I like how the first two paragraphs under the intro (History) is basically outlining how the British doing it to American colonists was a catalyst for violent revolution to come…
…and then the third is describing how American courts immediately recreated the laws with these inspirations to increase their budgets.
While that's true, you absolutely don't have to settle for monarchy because a lot of democratic countries don't have this problem. Start with Canada (ignoring its namesake monarch). Civil forfeiture is a US specialty.
While perhaps specifically Canada does not have this type of asset forfeiture, I’m not sure they’re a good example of financial liberty that we should aspire to here in the US.
As a Canadian I'd like to take this opportunity to ask you what you know about Canada.
Like what do you really know about Canada?
Because I'm getting the same "Montreal is the capital of Canada" vibes that I got from an American tourist when I was a little kid visiting the same tourist town that they were on summer vacation.

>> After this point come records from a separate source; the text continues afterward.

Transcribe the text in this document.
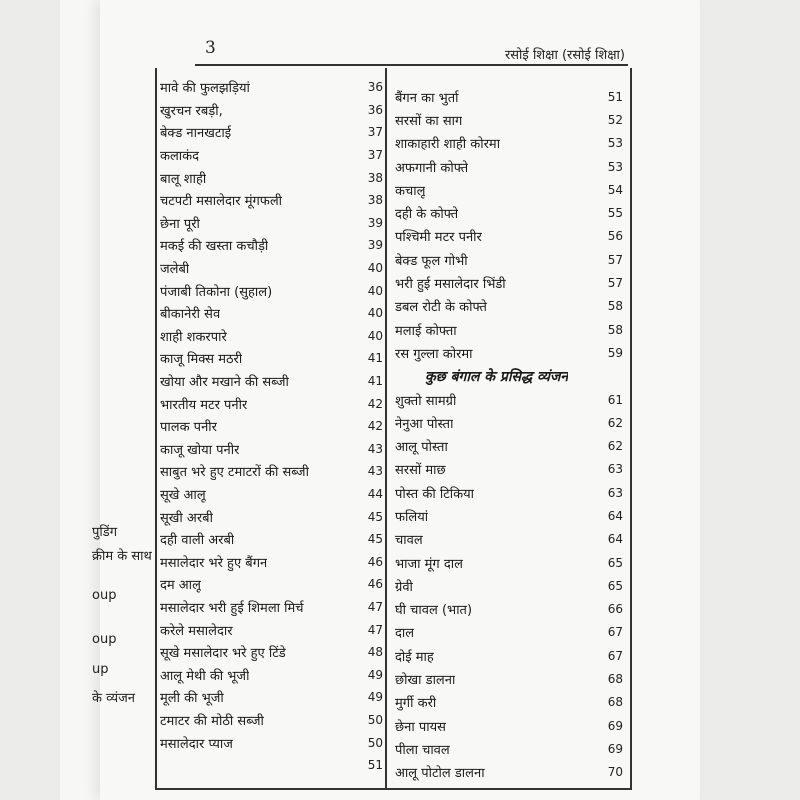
पुडिंग
क्रीम के साथ
oup
oup
up
के व्यंजन
3	रसोई शिक्षा (रसोई शिक्षा)
मावे की फुलझड़ियां	36
खुरचन रबड़ी,	36
बेक्ड नानखटाई	37
कलाकंद	37
बालू शाही	38
चटपटी मसालेदार मूंगफली	38
छेना पूरी	39
मकई की खस्ता कचौड़ी	39
जलेबी	40
पंजाबी तिकोना (सुहाल)	40
बीकानेरी सेव	40
शाही शकरपारे	40
काजू मिक्स मठरी	41
खोया और मखाने की सब्जी	41
भारतीय मटर पनीर	42
पालक पनीर	42
काजू खोया पनीर	43
साबुत भरे हुए टमाटरों की सब्जी	43
सूखे आलू	44
सूखी अरबी	45
दही वाली अरबी	45
मसालेदार भरे हुए बैंगन	46
दम आलू	46
मसालेदार भरी हुई शिमला मिर्च	47
करेले मसालेदार	47
सूखे मसालेदार भरे हुए टिंडे	48
आलू मेथी की भूजी	49
मूली की भूजी	49
टमाटर की मोठी सब्जी	50
मसालेदार प्याज	50
51
बैंगन का भुर्ता	51
सरसों का साग	52
शाकाहारी शाही कोरमा	53
अफगानी कोफ्ते	53
कचालू	54
दही के कोफ्ते	55
पश्चिमी मटर पनीर	56
बेक्ड फूल गोभी	57
भरी हुई मसालेदार भिंडी	57
डबल रोटी के कोफ्ते	58
मलाई कोफ्ता	58
रस गुल्ला कोरमा	59
कुछ बंगाल के प्रसिद्ध व्यंजन
शुक्तो सामग्री	61
नेनुआ पोस्ता	62
आलू पोस्ता	62
सरसों माछ	63
पोस्त की टिकिया	63
फलियां	64
चावल	64
भाजा मूंग दाल	65
ग्रेवी	65
घी चावल (भात)	66
दाल	67
दोई माह	67
छोखा डालना	68
मुर्गी करी	68
छेना पायस	69
पीला चावल	69
आलू पोटोल डालना	70
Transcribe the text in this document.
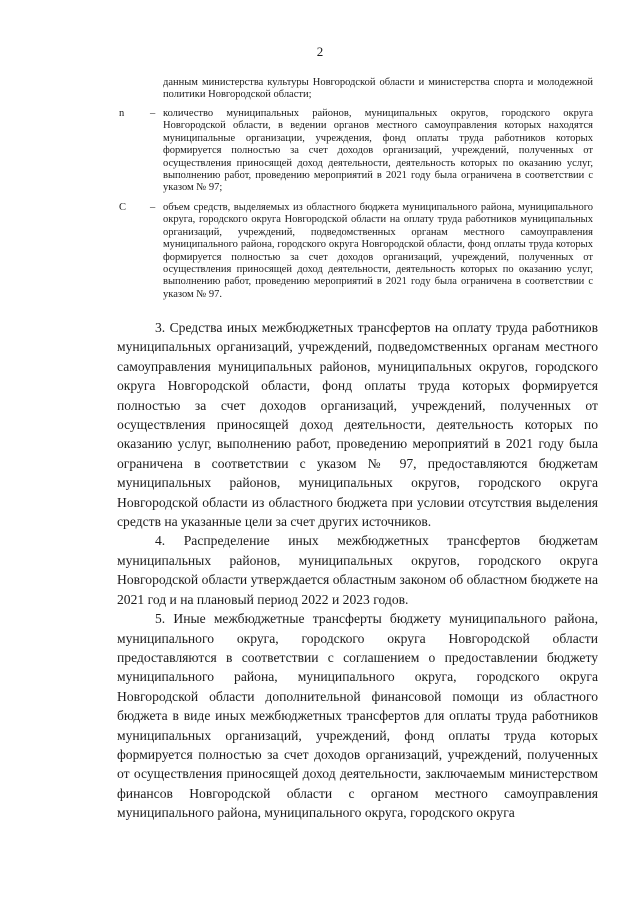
2
данным министерства культуры Новгородской области и министерства спорта и молодежной политики Новгородской области;
n – количество муниципальных районов, муниципальных округов, городского округа Новгородской области, в ведении органов местного самоуправления которых находятся муниципальные организации, учреждения, фонд оплаты труда работников которых формируется полностью за счет доходов организаций, учреждений, полученных от осуществления приносящей доход деятельности, деятельность которых по оказанию услуг, выполнению работ, проведению мероприятий в 2021 году была ограничена в соответствии с указом № 97;
C – объем средств, выделяемых из областного бюджета муниципального района, муниципального округа, городского округа Новгородской области на оплату труда работников муниципальных организаций, учреждений, подведомственных органам местного самоуправления муниципального района, городского округа Новгородской области, фонд оплаты труда которых формируется полностью за счет доходов организаций, учреждений, полученных от осуществления приносящей доход деятельности, деятельность которых по оказанию услуг, выполнению работ, проведению мероприятий в 2021 году была ограничена в соответствии с указом № 97.

3. Средства иных межбюджетных трансфертов на оплату труда работников муниципальных организаций, учреждений, подведомственных органам местного самоуправления муниципальных районов, муниципальных округов, городского округа Новгородской области, фонд оплаты труда которых формируется полностью за счет доходов организаций, учреждений, полученных от осуществления приносящей доход деятельности, деятельность которых по оказанию услуг, выполнению работ, проведению мероприятий в 2021 году была ограничена в соответствии с указом № 97, предоставляются бюджетам муниципальных районов, муниципальных округов, городского округа Новгородской области из областного бюджета при условии отсутствия выделения средств на указанные цели за счет других источников.

4. Распределение иных межбюджетных трансфертов бюджетам муниципальных районов, муниципальных округов, городского округа Новгородской области утверждается областным законом об областном бюджете на 2021 год и на плановый период 2022 и 2023 годов.

5. Иные межбюджетные трансферты бюджету муниципального района, муниципального округа, городского округа Новгородской области предоставляются в соответствии с соглашением о предоставлении бюджету муниципального района, муниципального округа, городского округа Новгородской области дополнительной финансовой помощи из областного бюджета в виде иных межбюджетных трансфертов для оплаты труда работников муниципальных организаций, учреждений, фонд оплаты труда которых формируется полностью за счет доходов организаций, учреждений, полученных от осуществления приносящей доход деятельности, заключаемым министерством финансов Новгородской области с органом местного самоуправления муниципального района, муниципального округа, городского округа
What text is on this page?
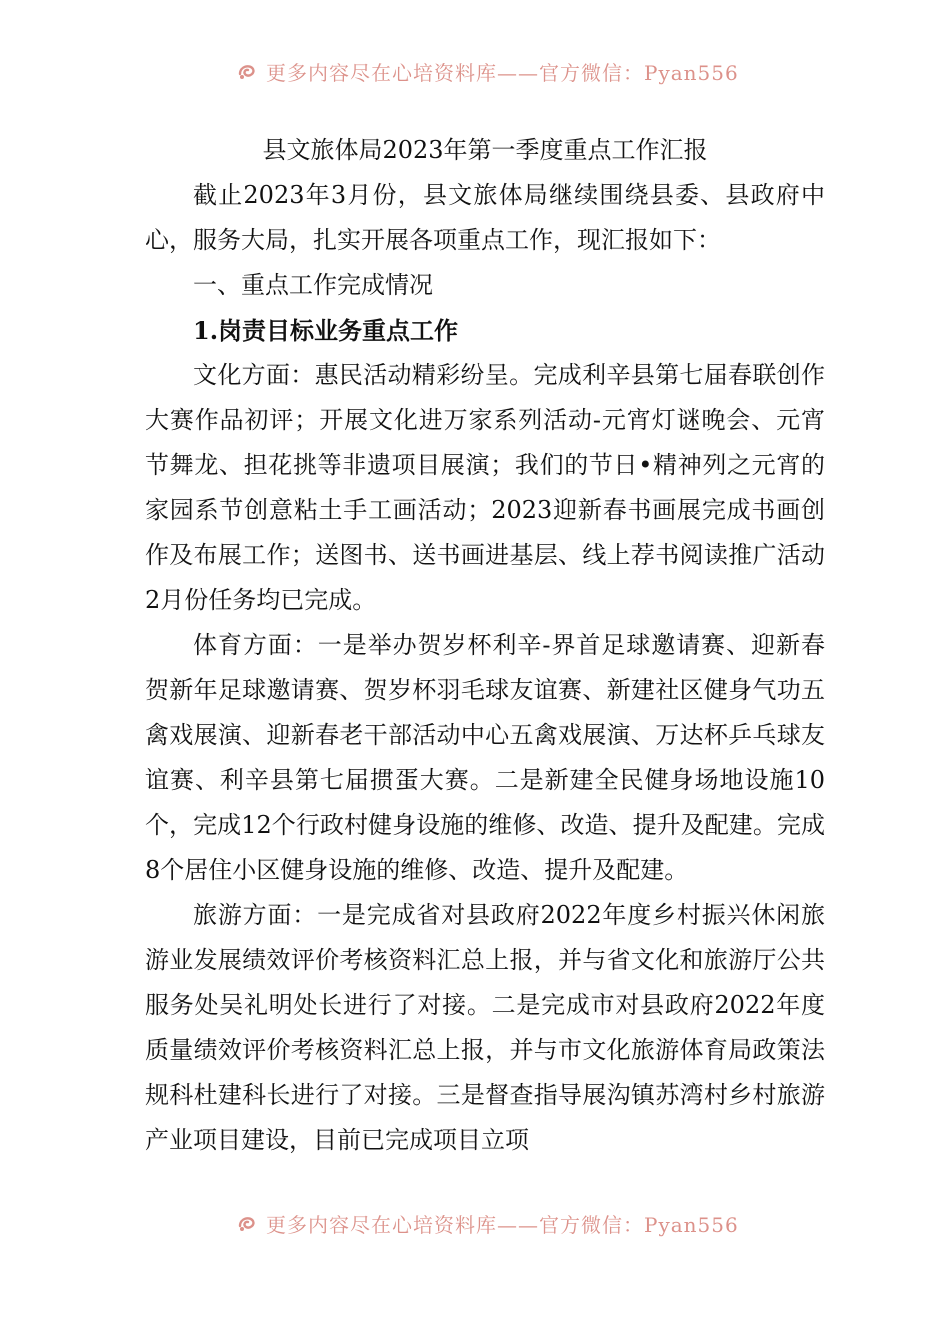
更多内容尽在心培资料库——官方微信：Pyan556

县文旅体局2023年第一季度重点工作汇报

截止2023年3月份，县文旅体局继续围绕县委、县政府中心，服务大局，扎实开展各项重点工作，现汇报如下：

一、重点工作完成情况

1.岗责目标业务重点工作

文化方面：惠民活动精彩纷呈。完成利辛县第七届春联创作大赛作品初评；开展文化进万家系列活动-元宵灯谜晚会、元宵节舞龙、担花挑等非遗项目展演；我们的节日•精神列之元宵的家园系节创意粘土手工画活动；2023迎新春书画展完成书画创作及布展工作；送图书、送书画进基层、线上荐书阅读推广活动2月份任务均已完成。

体育方面：一是举办贺岁杯利辛-界首足球邀请赛、迎新春贺新年足球邀请赛、贺岁杯羽毛球友谊赛、新建社区健身气功五禽戏展演、迎新春老干部活动中心五禽戏展演、万达杯乒乓球友谊赛、利辛县第七届掼蛋大赛。二是新建全民健身场地设施10个，完成12个行政村健身设施的维修、改造、提升及配建。完成8个居住小区健身设施的维修、改造、提升及配建。

旅游方面：一是完成省对县政府2022年度乡村振兴休闲旅游业发展绩效评价考核资料汇总上报，并与省文化和旅游厅公共服务处吴礼明处长进行了对接。二是完成市对县政府2022年度质量绩效评价考核资料汇总上报，并与市文化旅游体育局政策法规科杜建科长进行了对接。三是督查指导展沟镇苏湾村乡村旅游产业项目建设，目前已完成项目立项

更多内容尽在心培资料库——官方微信：Pyan556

It astounds me how confidentially incorrect Americans (I'm assuming that you're American) are when it comes to their close neighbour.
I think it exists in Ireland too. I suspect it may be a legislative flaw that can be exploited in all common law countries (with the buy in of legislatures of course).
I dunno, there's some stuff like French ferme générale private tax collectors that weren't constrained in their profit-margin [0] or privateers with letters of marque and reprisal that went after civilians from other countries. [1]
The Sheriff of London paid the monarch for their position, £300, and paid for this (as well as stashing away some for themselves) through taxes and fees or fines assessed by the sovereign.
This would have certain parallels to contemporary civil forfeiture.